De Roumanie en Bulgarie, une vaine course contre la peste porcine


AFP le 10/09/2019 à 10:35

Vanya Dimitrova refuse encore d'abattre ses quatre truies, son verrat et ses vingt-et-un porcelets. Pour tenter d'endiguer la peste porcine, les services vétérinaires bulgares lui ont demandé de sacrifier son cheptel.

L’abattage est le sort réservé aux porcs élevés près d’une zone de contamination ou, dans certaines régions de Bulgarie, dans un rayon de vingt kilomètres autour d’une exploitation industrielle. Et cela même si les animaux ne sont pas malades, car c’est la seule mesure de prévention possible.

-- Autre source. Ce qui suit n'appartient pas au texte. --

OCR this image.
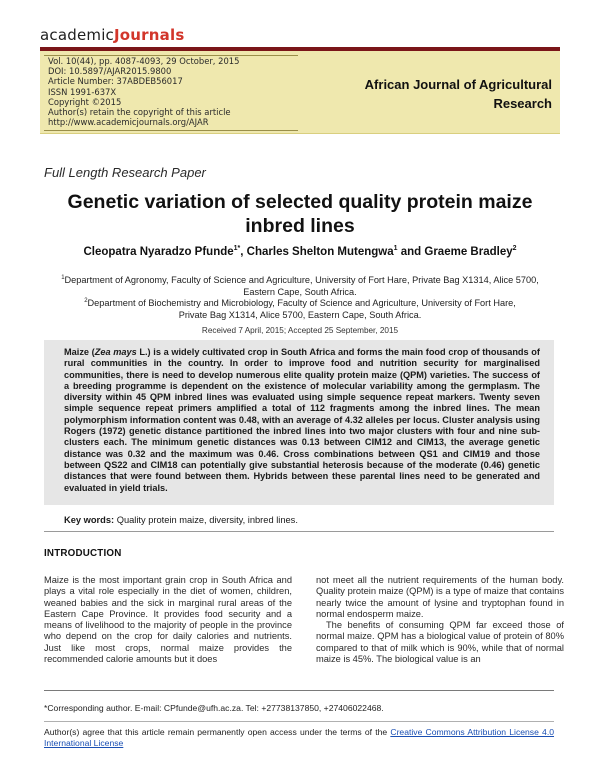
academicJournals
Vol. 10(44), pp. 4087-4093, 29 October, 2015
DOI: 10.5897/AJAR2015.9800
Article Number: 37ABDEB56017
ISSN 1991-637X
Copyright ©2015
Author(s) retain the copyright of this article
http://www.academicjournals.org/AJAR
African Journal of Agricultural
Research
Full Length Research Paper
Genetic variation of selected quality protein maize
inbred lines
Cleopatra Nyaradzo Pfunde$^{1*}$, Charles Shelton Mutengwa$^1$ and Graeme Bradley$^2$
$^1$Department of Agronomy, Faculty of Science and Agriculture, University of Fort Hare, Private Bag X1314, Alice 5700,
Eastern Cape, South Africa.
$^2$Department of Biochemistry and Microbiology, Faculty of Science and Agriculture, University of Fort Hare,
Private Bag X1314, Alice 5700, Eastern Cape, South Africa.
Received 7 April, 2015; Accepted 25 September, 2015

Maize (Zea mays L.) is a widely cultivated crop in South Africa and forms the main food crop of thousands of rural communities in the country. In order to improve food and nutrition security for marginalised communities, there is need to develop numerous elite quality protein maize (QPM) varieties. The success of a breeding programme is dependent on the existence of molecular variability among the germplasm. The diversity within 45 QPM inbred lines was evaluated using simple sequence repeat markers. Twenty seven simple sequence repeat primers amplified a total of 112 fragments among the inbred lines. The mean polymorphism information content was 0.48, with an average of 4.32 alleles per locus. Cluster analysis using Rogers (1972) genetic distance partitioned the inbred lines into two major clusters with four and nine sub-clusters each. The minimum genetic distances was 0.13 between CIM12 and CIM13, the average genetic distance was 0.32 and the maximum was 0.46. Cross combinations between QS1 and CIM19 and those between QS22 and CIM18 can potentially give substantial heterosis because of the moderate (0.46) genetic distances that were found between them. Hybrids between these parental lines need to be generated and evaluated in yield trials.

Key words: Quality protein maize, diversity, inbred lines.
INTRODUCTION

Maize is the most important grain crop in South Africa and plays a vital role especially in the diet of women, children, weaned babies and the sick in marginal rural areas of the Eastern Cape Province. It provides food security and a means of livelihood to the majority of people in the province who depend on the crop for daily calories and nutrients. Just like most crops, normal maize provides the recommended calorie amounts but it does

not meet all the nutrient requirements of the human body. Quality protein maize (QPM) is a type of maize that contains nearly twice the amount of lysine and tryptophan found in normal endosperm maize.

The benefits of consuming QPM far exceed those of normal maize. QPM has a biological value of protein of 80% compared to that of milk which is 90%, while that of normal maize is 45%. The biological value is an

*Corresponding author. E-mail: CPfunde@ufh.ac.za. Tel: +27738137850, +27406022468.
Author(s) agree that this article remain permanently open access under the terms of the Creative Commons Attribution License 4.0 International License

« Ils vont anéantir le mode de vie dans les campagnes », se lamente auprès de l’AFP Mme Dimitrova, habitante de Bezmer, un village dans le sud-est du pays le plus pauvre de l’Union européenne. Car « les gens ici ont l’habitude de nourrir quelques bêtes » pour améliorer l’ordinaire, explique cette ouvrière de 49 ans, employée dans une usine de meubles.

L’apparition de la peste porcine dans le pays, il y a un an, a bouleversé cette vie rurale. Dans les élevages industriels bulgares, les premiers foyers infectieux ont été détectés cet été.

Propagation

Non dangereuse pour les humains, cette maladie virale très contagieuse est mortelle chez les porcs domestiques et sauvages, entraînant des pertes économiques importantes pour le secteur porcin.

Ces dernières années, le virus s’est propagé dans les pays de l’est de l’Europe (Lettonie, Lituanie, Pologne, Serbie, Ukraine, Moldavie, Slovaquie, Roumanie) faisant des ravages dans les populations porcines de certains d’entre eux. Les pays européens indemnes vivent dans l’angoisse d’une expansion de l’épidémie.

« En 2017, la maladie était déjà à la frontière nord de la Bulgarie. C’était une évidence pour l’industrie porcine que la peste ne pourrait être stoppée en Roumanie et allait traverser le Danube », s’agace Nikolay Valkanov, économiste agricole à Sofia.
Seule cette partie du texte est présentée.